His eyes are surprisingly accusatory when he turns them on Gunn. "I don't
need your lectures on letting go. You don't know what it was like. What he was
like -- at first."
Gunn clamps down on his instinctive answer. At first. What, before he
started running around behind your back, or just before he used to treat you
like his personal fucking butler?
"The last time I was here," he continues, dreamily,
"everything was different. Everything." Translation: It wasn't Gunn
sitting by his bed last time. "I know you think I'm pathetic--"
"I don't think that."
"I know it's come between us."
That much, Gunn doesn't argue with. Can't argue with.
They've talked about themselves -- about the two of them. They've
kissed. They've locked the office door and turned out the lights and moved
toward each other, letting the darkness be as much a comfort as the touches,
Gunn's hands kneading warmly into his shoulders, his face nuzzled lightly
against Gunn's cheek, his scalp. Gunn loves this man's accent, loves his
voice when it's a low whisper in his ear.
But they pet each other like horny teenagers, and then real life gets in
the way.
Gunn has never.... Well, he would. It isn't fear that stops him. He's
willing, because of the way they get along -- so comfortable, like old friends,
like family, like they're in everything together already. He's willing to
get it on with his Englishman. Sure, why not? It's not like most rules of a
normal life have ever really applied to Gunn.
He's not willing to be anybody's runner-up. He's not willing to give
it up, and then spend the rest of his life wondering if it was really him
there in the bed, or just a low-cal Angel.
He said as much. Wesley said, I understand. Wrong answer, he said.
You're supposed to say-- I know what I'm supposed to say. I just...need
more time. I still feel....
Come between them. Damn sure had.
And he hates that arrogant bastard, hates every handsome, room-temperature
inch of him.
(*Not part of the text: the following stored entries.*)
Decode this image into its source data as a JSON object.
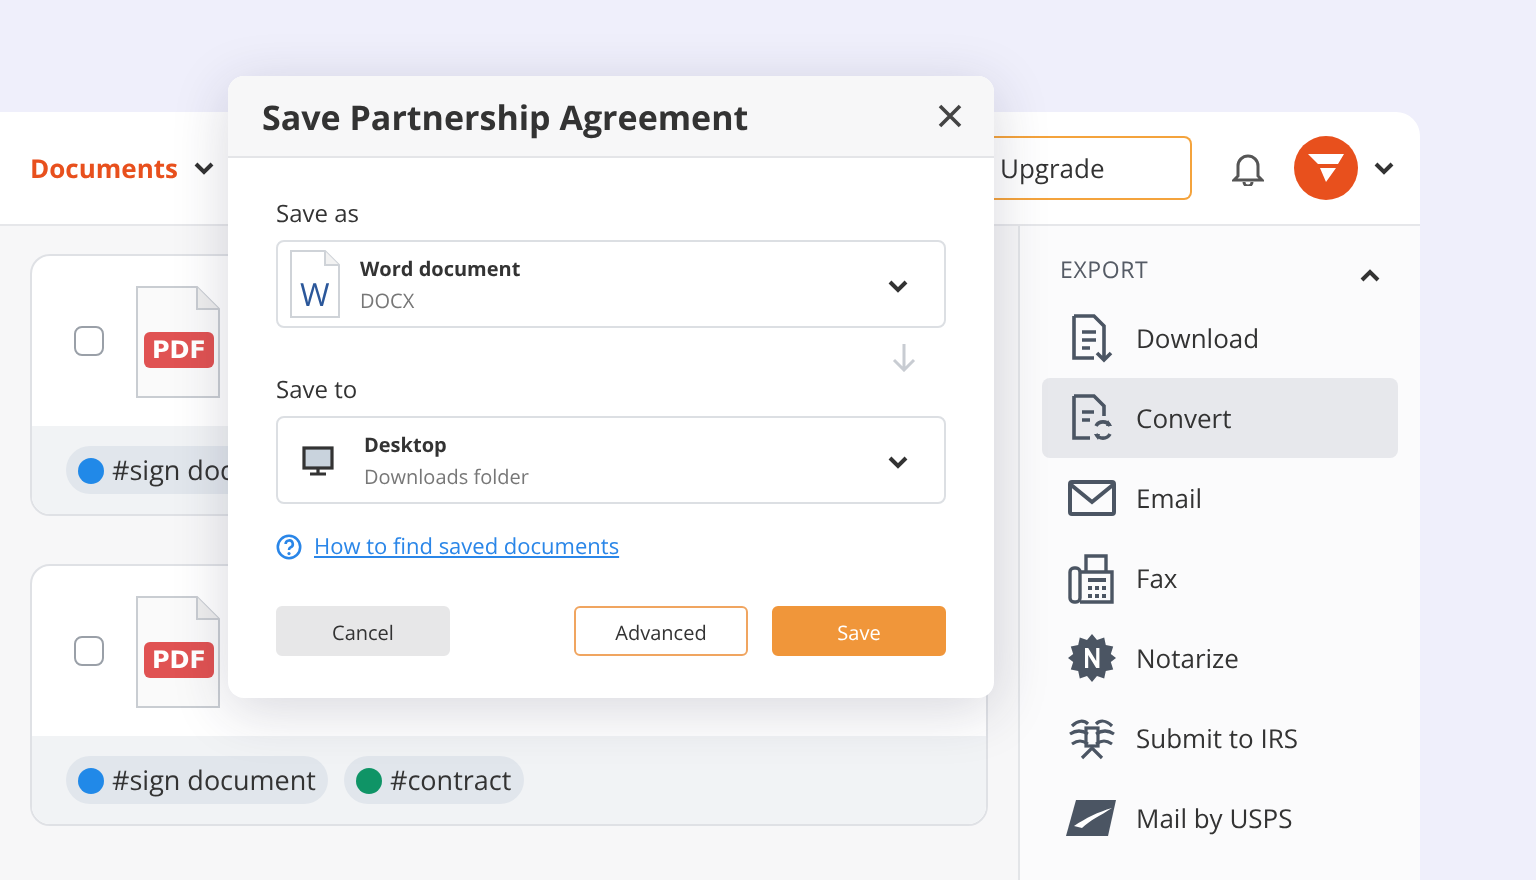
{
  "header": {
    "menu": "Documents",
    "upgrade": "Upgrade"
  },
  "documents": [
    {
      "checked": false,
      "file_type": "PDF",
      "tags": [
        {
          "label": "#sign doc",
          "color": "#2189e8"
        }
      ]
    },
    {
      "checked": false,
      "file_type": "PDF",
      "tags": [
        {
          "label": "#sign document",
          "color": "#2189e8"
        },
        {
          "label": "#contract",
          "color": "#0f9466"
        }
      ]
    }
  ],
  "export": {
    "title": "EXPORT",
    "expanded": true,
    "items": [
      {
        "label": "Download",
        "kind": "download",
        "selected": false
      },
      {
        "label": "Convert",
        "kind": "convert",
        "selected": true
      },
      {
        "label": "Email",
        "kind": "email",
        "selected": false
      },
      {
        "label": "Fax",
        "kind": "fax",
        "selected": false
      },
      {
        "label": "Notarize",
        "kind": "notarize",
        "selected": false
      },
      {
        "label": "Submit to IRS",
        "kind": "irs",
        "selected": false
      },
      {
        "label": "Mail by USPS",
        "kind": "usps",
        "selected": false
      }
    ]
  },
  "dialog": {
    "title": "Save Partnership Agreement",
    "save_as": {
      "label": "Save as",
      "kind": "word",
      "badge": "W",
      "name": "Word document",
      "detail": "DOCX"
    },
    "save_to": {
      "label": "Save to",
      "kind": "desktop",
      "name": "Desktop",
      "detail": "Downloads folder"
    },
    "help_link": "How to find saved documents",
    "buttons": [
      {
        "label": "Cancel",
        "kind": "secondary"
      },
      {
        "label": "Advanced",
        "kind": "outline"
      },
      {
        "label": "Save",
        "kind": "primary"
      }
    ]
  }
}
Hates the way he carries himself, like the lord of the manor, like
a tourist in Hell, checking out the scenery, above it all. Hates his shallow,
faithless oh-so-special soul, that lets the man simultaneously brood
about his one true love, get it on the side from some pretty rich boy in hotel
rooms that get paid for by credit card and probably written off W&H's
taxes, obsess over a vampire he'd been perfectly down with killing a couple of
years back, and keep ownership of Wesley's whole heart, chained up like
a dog waiting outside a coffee shop for its master to take it home again.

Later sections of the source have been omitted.